"Ini merupakan intervensi langsung yang dapat dikategorikan deklarasi perang," ujar GNA, dilansir dari AFP, Minggu 21 Juni 2020.
Sabtu kemarin, Presiden Abdel Fattah al-Sisi memerintahkan agar seluruh jajaran militer Mesir bersiap untuk melakukan operasi di dalam maupun di luar negeri.
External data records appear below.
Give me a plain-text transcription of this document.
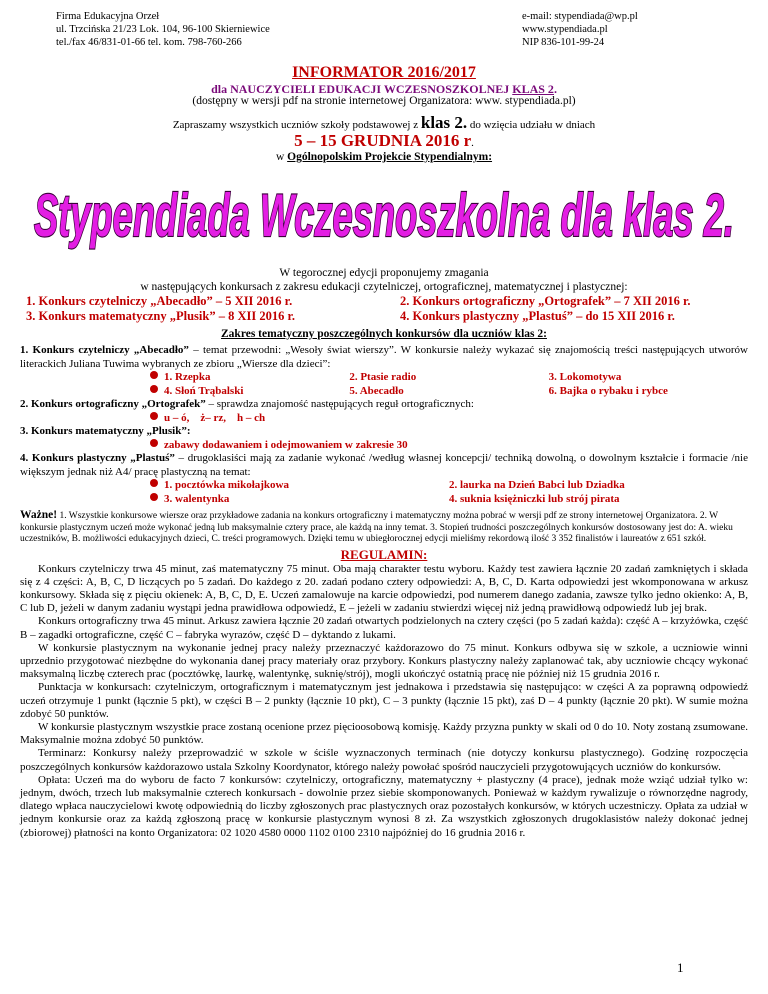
Firma Edukacyjna Orzeł
ul. Trzcińska 21/23 Lok. 104, 96-100 Skierniewice
tel./fax 46/831-01-66 tel. kom. 798-760-266
e-mail: stypendiada@wp.pl
www.stypendiada.pl
NIP 836-101-99-24
INFORMATOR 2016/2017
dla NAUCZYCIELI EDUKACJI WCZESNOSZKOLNEJ KLAS 2.
(dostępny w wersji pdf na stronie internetowej Organizatora: www. stypendiada.pl)
Zapraszamy wszystkich uczniów szkoły podstawowej z klas 2. do wzięcia udziału w dniach
5 – 15 GRUDNIA 2016 r.
w Ogólnopolskim Projekcie Stypendialnym:
Stypendiada Wczesnoszkolna dla klas 2.
W tegorocznej edycji proponujemy zmagania
w następujących konkursach z zakresu edukacji czytelniczej, ortograficznej, matematycznej i plastycznej:
1. Konkurs czytelniczy „Abecadło” – 5 XII 2016 r.	2. Konkurs ortograficzny „Ortografek” – 7 XII 2016 r.
3. Konkurs matematyczny „Plusik” – 8 XII 2016 r.	4. Konkurs plastyczny „Plastuś” – do 15 XII 2016 r.
Zakres tematyczny poszczególnych konkursów dla uczniów klas 2:

1. Konkurs czytelniczy „Abecadło” – temat przewodni: „Wesoły świat wierszy”. W konkursie należy wykazać się znajomością treści następujących utworów literackich Juliana Tuwima wybranych ze zbioru „Wiersze dla dzieci”:

1. Rzepka	2. Ptasie radio	3. Lokomotywa
4. Słoń Trąbalski	5. Abecadło	6. Bajka o rybaku i rybce

2. Konkurs ortograficzny „Ortografek” – sprawdza znajomość następujących reguł ortograficznych:

u – ó, ż– rz, h – ch

3. Konkurs matematyczny „Plusik”:

zabawy dodawaniem i odejmowaniem w zakresie 30

4. Konkurs plastyczny „Plastuś” – drugoklasiści mają za zadanie wykonać /według własnej koncepcji/ techniką dowolną, o dowolnym kształcie i formacie /nie większym jednak niż A4/ pracę plastyczną na temat:

1. pocztówka mikołajkowa	2. laurka na Dzień Babci lub Dziadka
3. walentynka	4. suknia księżniczki lub strój pirata
Ważne! 1. Wszystkie konkursowe wiersze oraz przykładowe zadania na konkurs ortograficzny i matematyczny można pobrać w wersji pdf ze strony internetowej Organizatora. 2. W konkursie plastycznym uczeń może wykonać jedną lub maksymalnie cztery prace, ale każdą na inny temat. 3. Stopień trudności poszczególnych konkursów dostosowany jest do: A. wieku uczestników, B. możliwości edukacyjnych dzieci, C. treści programowych. Dzięki temu w ubiegłorocznej edycji mieliśmy rekordową ilość 3 352 finalistów i laureatów z 651 szkół.
REGULAMIN:

Konkurs czytelniczy trwa 45 minut, zaś matematyczny 75 minut. Oba mają charakter testu wyboru. Każdy test zawiera łącznie 20 zadań zamkniętych i składa się z 4 części: A, B, C, D liczących po 5 zadań. Do każdego z 20. zadań podano cztery odpowiedzi: A, B, C, D. Karta odpowiedzi jest wkomponowana w arkusz konkursowy. Składa się z pięciu okienek: A, B, C, D, E. Uczeń zamalowuje na karcie odpowiedzi, pod numerem danego zadania, zawsze tylko jedno okienko: A, B, C lub D, jeżeli w danym zadaniu wystąpi jedna prawidłowa odpowiedź, E – jeżeli w zadaniu stwierdzi więcej niż jedną prawidłową odpowiedź lub jej brak.

Konkurs ortograficzny trwa 45 minut. Arkusz zawiera łącznie 20 zadań otwartych podzielonych na cztery części (po 5 zadań każda): część A – krzyżówka, część B – zagadki ortograficzne, część C – fabryka wyrazów, część D – dyktando z lukami.

W konkursie plastycznym na wykonanie jednej pracy należy przeznaczyć każdorazowo do 75 minut. Konkurs odbywa się w szkole, a uczniowie winni uprzednio przygotować niezbędne do wykonania danej pracy materiały oraz przybory. Konkurs plastyczny należy zaplanować tak, aby uczniowie chcący wykonać maksymalną liczbę czterech prac (pocztówkę, laurkę, walentynkę, suknię/strój), mogli ukończyć ostatnią pracę nie później niż 15 grudnia 2016 r.

Punktacja w konkursach: czytelniczym, ortograficznym i matematycznym jest jednakowa i przedstawia się następująco: w części A za poprawną odpowiedź uczeń otrzymuje 1 punkt (łącznie 5 pkt), w części B – 2 punkty (łącznie 10 pkt), C – 3 punkty (łącznie 15 pkt), zaś D – 4 punkty (łącznie 20 pkt). W sumie można zdobyć 50 punktów.

W konkursie plastycznym wszystkie prace zostaną ocenione przez pięcioosobową komisję. Każdy przyzna punkty w skali od 0 do 10. Noty zostaną zsumowane. Maksymalnie można zdobyć 50 punktów.

Terminarz: Konkursy należy przeprowadzić w szkole w ściśle wyznaczonych terminach (nie dotyczy konkursu plastycznego). Godzinę rozpoczęcia poszczególnych konkursów każdorazowo ustala Szkolny Koordynator, którego należy powołać spośród nauczycieli przygotowujących uczniów do konkursów.

Opłata: Uczeń ma do wyboru de facto 7 konkursów: czytelniczy, ortograficzny, matematyczny + plastyczny (4 prace), jednak może wziąć udział tylko w: jednym, dwóch, trzech lub maksymalnie czterech konkursach - dowolnie przez siebie skomponowanych. Ponieważ w każdym rywalizuje o równorzędne nagrody, dlatego wpłaca nauczycielowi kwotę odpowiednią do liczby zgłoszonych prac plastycznych oraz pozostałych konkursów, w których uczestniczy. Opłata za udział w jednym konkursie oraz za każdą zgłoszoną pracę w konkursie plastycznym wynosi 8 zł. Za wszystkich zgłoszonych drugoklasistów należy dokonać jednej (zbiorowej) płatności na konto Organizatora: 02 1020 4580 0000 1102 0100 2310 najpóźniej do 16 grudnia 2016 r.

1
Perintah penyiagaan militer Mesir terjadi saat GNA berusaha merebut kembali kota Sirte.
Perintah Sisi juga terlontar di tengah intervensi Turki dalam konflik Libya.
Turki adalah negara yang mendukung GNA. Sementara rival GNA, yakni Pasukan Nasional Libya (LNA), didukung Mesir, Rusia, dan Uni Emirat Arab.
Sisi menyebut Sirte dan pangkalan udara Al-Jufra sebagai "garis merah." Ia mengingatkan GNA bahwa jika garis itu dilewati, maka akan memicu respons militer dari Mesir.
"Semua wilayah Libya adalah garis merah," respons GNA. "Bentrokan apapun yang terjadi antar warga Libya, kami tidak akan membiarkan adanya pihak lain yang mengusik atau mengancam," lanjutnya.
Dukungan Turki terhadap GNA telah berhasil menghalau operasi militer LNA di Tripoli yang telah berlangsung selama 14 bulan.
Menurut Sisi, tujuan utama dari intervensi di Libya adalah melindungi perbatasan barat Mesir yang membentang sepanjang 1.200 kilometer. Selain itu, tujuan intervensi adalah membantu memediasi gencatan senjata dan memulihkan stabilitas di Libya.
Sementara itu, UEA dan Arab Saudi telah mengekspresikan dukungan terhadap tekad Mesir yang ingin melindungi perbatasannya.